Hacia el final, quizá el único reproche que puede hacérsele al poemario es cierta distancia que impone al lector sobre todo en la primera parte —aunque esto quizá tenga más que ver con el egoísmo de quien lee—, debido a las continuas referencias al oficio literario y a la enunciación recurrente de los poemas iniciales —todo discurso tiene su dosis de artificialidad, pero el yo que se habla a través de un tú otorga un doble espacio para el desapego.

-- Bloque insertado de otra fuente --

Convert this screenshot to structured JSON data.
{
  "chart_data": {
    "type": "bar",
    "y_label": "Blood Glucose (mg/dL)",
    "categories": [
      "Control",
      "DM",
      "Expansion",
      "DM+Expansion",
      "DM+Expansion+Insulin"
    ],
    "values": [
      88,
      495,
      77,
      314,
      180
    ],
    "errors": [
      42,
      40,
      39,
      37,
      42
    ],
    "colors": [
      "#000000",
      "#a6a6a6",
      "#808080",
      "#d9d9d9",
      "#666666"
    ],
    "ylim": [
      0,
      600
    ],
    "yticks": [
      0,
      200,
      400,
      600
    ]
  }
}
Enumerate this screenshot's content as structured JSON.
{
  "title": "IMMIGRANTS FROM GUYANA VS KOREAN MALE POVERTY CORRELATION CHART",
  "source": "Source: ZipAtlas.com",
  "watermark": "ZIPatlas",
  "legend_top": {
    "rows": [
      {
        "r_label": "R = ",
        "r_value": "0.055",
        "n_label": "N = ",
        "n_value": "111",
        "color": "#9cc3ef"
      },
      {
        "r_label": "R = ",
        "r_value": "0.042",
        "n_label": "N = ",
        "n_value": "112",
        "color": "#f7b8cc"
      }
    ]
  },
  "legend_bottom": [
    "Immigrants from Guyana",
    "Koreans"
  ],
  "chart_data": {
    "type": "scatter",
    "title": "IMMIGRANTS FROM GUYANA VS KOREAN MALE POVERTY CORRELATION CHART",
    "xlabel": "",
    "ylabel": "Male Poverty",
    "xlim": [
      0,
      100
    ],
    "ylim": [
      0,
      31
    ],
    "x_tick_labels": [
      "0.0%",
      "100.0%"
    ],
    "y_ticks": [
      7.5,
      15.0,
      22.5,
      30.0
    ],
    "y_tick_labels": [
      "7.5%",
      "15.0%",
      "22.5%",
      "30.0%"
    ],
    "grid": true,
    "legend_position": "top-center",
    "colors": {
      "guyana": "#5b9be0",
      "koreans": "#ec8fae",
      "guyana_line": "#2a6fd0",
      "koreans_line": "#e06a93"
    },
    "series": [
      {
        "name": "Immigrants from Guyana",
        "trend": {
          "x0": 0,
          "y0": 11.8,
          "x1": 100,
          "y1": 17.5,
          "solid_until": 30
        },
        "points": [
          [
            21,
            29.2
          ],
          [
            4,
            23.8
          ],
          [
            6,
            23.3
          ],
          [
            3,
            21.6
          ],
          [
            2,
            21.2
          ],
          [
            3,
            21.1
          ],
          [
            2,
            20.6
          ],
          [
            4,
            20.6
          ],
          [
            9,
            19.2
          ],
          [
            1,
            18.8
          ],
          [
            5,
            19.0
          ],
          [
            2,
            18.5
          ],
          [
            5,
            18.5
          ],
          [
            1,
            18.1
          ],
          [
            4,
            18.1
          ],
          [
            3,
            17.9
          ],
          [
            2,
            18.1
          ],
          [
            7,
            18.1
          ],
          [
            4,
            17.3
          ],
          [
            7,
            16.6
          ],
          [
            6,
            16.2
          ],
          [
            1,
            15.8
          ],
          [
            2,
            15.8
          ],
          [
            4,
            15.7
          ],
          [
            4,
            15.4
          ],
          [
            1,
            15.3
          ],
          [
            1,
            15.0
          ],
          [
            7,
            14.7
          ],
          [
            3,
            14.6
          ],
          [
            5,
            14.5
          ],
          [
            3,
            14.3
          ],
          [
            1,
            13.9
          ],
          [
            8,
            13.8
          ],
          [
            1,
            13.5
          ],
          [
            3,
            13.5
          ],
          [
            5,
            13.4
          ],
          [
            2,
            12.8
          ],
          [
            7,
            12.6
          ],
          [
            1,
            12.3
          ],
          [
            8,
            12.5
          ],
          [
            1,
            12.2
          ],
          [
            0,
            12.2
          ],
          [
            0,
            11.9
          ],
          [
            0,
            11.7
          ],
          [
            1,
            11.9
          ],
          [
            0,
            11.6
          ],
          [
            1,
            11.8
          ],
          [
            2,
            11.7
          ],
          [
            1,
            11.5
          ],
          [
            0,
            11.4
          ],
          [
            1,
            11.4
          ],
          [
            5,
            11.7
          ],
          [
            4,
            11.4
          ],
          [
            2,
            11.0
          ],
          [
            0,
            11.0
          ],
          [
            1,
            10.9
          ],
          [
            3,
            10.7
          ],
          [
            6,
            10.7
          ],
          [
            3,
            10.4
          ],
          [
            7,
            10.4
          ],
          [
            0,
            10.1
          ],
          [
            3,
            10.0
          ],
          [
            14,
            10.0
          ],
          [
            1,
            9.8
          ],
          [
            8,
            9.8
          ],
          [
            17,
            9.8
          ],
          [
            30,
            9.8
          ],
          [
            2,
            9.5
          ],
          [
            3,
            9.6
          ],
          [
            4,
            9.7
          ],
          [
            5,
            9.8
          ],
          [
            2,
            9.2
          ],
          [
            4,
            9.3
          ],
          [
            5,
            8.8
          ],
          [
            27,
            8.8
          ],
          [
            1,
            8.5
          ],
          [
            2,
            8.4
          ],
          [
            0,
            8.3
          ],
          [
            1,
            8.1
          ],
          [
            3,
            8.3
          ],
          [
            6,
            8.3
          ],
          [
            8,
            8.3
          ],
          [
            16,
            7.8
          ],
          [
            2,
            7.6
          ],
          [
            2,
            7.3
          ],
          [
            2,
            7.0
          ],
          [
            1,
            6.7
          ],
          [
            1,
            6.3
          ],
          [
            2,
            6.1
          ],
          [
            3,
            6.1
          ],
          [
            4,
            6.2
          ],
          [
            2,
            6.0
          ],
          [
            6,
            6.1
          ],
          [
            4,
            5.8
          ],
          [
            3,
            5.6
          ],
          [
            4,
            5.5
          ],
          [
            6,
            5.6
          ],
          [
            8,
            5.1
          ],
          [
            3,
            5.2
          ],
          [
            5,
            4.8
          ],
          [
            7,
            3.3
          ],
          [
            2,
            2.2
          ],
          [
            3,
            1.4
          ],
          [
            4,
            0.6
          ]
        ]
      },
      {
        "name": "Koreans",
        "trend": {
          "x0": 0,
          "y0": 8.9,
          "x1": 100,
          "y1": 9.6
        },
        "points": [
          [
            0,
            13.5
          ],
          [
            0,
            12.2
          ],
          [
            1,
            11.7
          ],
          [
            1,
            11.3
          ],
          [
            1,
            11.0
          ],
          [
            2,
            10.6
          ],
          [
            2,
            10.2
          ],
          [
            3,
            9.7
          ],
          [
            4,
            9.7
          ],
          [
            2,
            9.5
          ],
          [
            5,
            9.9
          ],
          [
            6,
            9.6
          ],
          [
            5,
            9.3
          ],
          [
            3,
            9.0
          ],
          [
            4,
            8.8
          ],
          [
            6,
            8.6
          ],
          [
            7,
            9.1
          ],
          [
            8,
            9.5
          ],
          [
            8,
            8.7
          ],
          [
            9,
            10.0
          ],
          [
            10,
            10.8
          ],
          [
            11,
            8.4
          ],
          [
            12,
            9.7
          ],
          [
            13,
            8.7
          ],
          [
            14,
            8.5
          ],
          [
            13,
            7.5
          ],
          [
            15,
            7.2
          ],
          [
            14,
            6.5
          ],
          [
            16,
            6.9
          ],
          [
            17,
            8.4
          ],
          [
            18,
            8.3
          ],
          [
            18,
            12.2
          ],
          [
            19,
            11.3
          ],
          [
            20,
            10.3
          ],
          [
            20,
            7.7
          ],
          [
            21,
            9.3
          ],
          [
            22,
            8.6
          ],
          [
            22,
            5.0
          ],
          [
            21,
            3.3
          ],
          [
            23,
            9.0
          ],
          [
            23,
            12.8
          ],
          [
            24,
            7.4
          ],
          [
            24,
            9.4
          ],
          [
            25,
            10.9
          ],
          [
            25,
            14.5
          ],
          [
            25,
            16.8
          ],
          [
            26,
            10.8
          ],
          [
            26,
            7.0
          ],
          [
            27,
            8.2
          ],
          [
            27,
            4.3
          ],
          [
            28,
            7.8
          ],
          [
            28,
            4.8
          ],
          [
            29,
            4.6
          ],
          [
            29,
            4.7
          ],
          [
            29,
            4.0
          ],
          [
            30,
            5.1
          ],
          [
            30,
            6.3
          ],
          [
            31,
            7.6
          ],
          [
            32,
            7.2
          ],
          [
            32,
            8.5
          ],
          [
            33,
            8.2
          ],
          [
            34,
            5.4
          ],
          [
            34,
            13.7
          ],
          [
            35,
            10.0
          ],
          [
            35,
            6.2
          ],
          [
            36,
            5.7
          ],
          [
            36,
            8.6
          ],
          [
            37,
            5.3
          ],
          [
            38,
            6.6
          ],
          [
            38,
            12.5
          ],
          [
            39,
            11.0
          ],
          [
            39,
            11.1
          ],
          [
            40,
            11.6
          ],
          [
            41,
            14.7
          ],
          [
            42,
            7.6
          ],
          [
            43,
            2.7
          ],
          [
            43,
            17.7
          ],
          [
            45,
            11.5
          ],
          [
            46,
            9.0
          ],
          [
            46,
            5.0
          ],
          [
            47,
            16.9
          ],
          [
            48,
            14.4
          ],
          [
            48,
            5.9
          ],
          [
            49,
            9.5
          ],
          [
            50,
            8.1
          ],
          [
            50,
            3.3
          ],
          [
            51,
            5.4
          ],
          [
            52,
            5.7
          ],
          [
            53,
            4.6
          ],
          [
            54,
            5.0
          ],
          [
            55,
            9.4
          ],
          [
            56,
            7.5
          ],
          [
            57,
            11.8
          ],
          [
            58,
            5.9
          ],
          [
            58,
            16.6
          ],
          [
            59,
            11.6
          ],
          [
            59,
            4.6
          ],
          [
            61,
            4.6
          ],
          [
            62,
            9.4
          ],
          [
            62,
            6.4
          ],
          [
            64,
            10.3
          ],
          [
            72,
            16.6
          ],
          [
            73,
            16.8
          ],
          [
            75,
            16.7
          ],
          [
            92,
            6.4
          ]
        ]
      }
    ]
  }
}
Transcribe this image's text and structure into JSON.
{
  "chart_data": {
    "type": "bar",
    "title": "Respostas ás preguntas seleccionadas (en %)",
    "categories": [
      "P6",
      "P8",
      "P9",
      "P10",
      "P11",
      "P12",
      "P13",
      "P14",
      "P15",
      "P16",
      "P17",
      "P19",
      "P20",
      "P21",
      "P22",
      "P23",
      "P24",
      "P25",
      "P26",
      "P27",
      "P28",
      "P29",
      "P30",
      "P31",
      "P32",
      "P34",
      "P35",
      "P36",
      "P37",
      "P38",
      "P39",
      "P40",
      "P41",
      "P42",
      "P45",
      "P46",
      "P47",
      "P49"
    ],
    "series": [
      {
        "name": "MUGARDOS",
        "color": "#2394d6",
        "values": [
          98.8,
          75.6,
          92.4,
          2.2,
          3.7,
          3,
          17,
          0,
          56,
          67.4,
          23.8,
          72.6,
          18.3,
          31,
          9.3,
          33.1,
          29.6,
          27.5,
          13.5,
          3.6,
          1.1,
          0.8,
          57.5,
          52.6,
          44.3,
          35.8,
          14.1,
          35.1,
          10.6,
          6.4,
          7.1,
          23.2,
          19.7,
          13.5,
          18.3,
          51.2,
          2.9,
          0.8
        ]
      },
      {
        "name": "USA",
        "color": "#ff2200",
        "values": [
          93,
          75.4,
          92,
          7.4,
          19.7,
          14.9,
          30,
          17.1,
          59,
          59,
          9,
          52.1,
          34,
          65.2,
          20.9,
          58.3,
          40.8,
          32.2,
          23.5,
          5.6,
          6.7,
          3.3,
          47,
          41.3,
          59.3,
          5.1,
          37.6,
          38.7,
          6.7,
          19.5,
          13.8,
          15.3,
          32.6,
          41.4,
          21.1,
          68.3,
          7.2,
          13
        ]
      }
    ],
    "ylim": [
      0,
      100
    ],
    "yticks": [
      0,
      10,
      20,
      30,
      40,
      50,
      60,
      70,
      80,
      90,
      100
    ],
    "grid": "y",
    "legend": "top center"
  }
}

En los últimos poemas, en cambio, la voz deja de mediar hacia ella misma, se expone, se desdobla, se convierte en la voz de su padre y, a veces, se difumina, y las metáforas y el ritmo cobran mayor vigor y alcance:
Que no te asuste, hijo, el infierno más de lo que te pueda asustar esta carretera que arde, este camino que incendia su horizonte, esta vegetación que nos sepulta, este sopor que nos asfixia. La mano ciega que ha errado casi todo, es la mano de dios que nos protege; la furia que me nubla el rostro, es el humo de su cigarro y toda esta sinrazón y miseria son provocadas por su aliento alcohólico. |
La tragedia se vuelve transparente y familiares las quemaduras, algo que eleva a Contraverano por encima del mero testimonio y permite adueñarse de los versos, erigirlos en salvaguardas para lidiar con nuestro propio origen y, con suerte, volver a él. El mismo Cyril hubo de sufrir bastante antes de hacerse del óleo, y mucho más con tal de que la ficción se volviera habitable. Y la ficción de nuestra casa, horrible o hermosa, puede que necesite ser revisitada si hemos de regresar algún día a morar en ella plenamente. Será algo «Como volver a la estación que nos abre un hueco en el pecho… / Como volver al sitio donde hurgamos lo que el sol nos ha robado con su fuego… / Como volver a recibir misivas de escarnio con fechas abiertas / Y ser derrotado por la indiferencia que abre fosas a nuestro paso. / Como volver aquí. / Cómo volver».
Contraverano, de Miajil Lamas.
Fondo Editorial Tierra Adentro, México, 2008.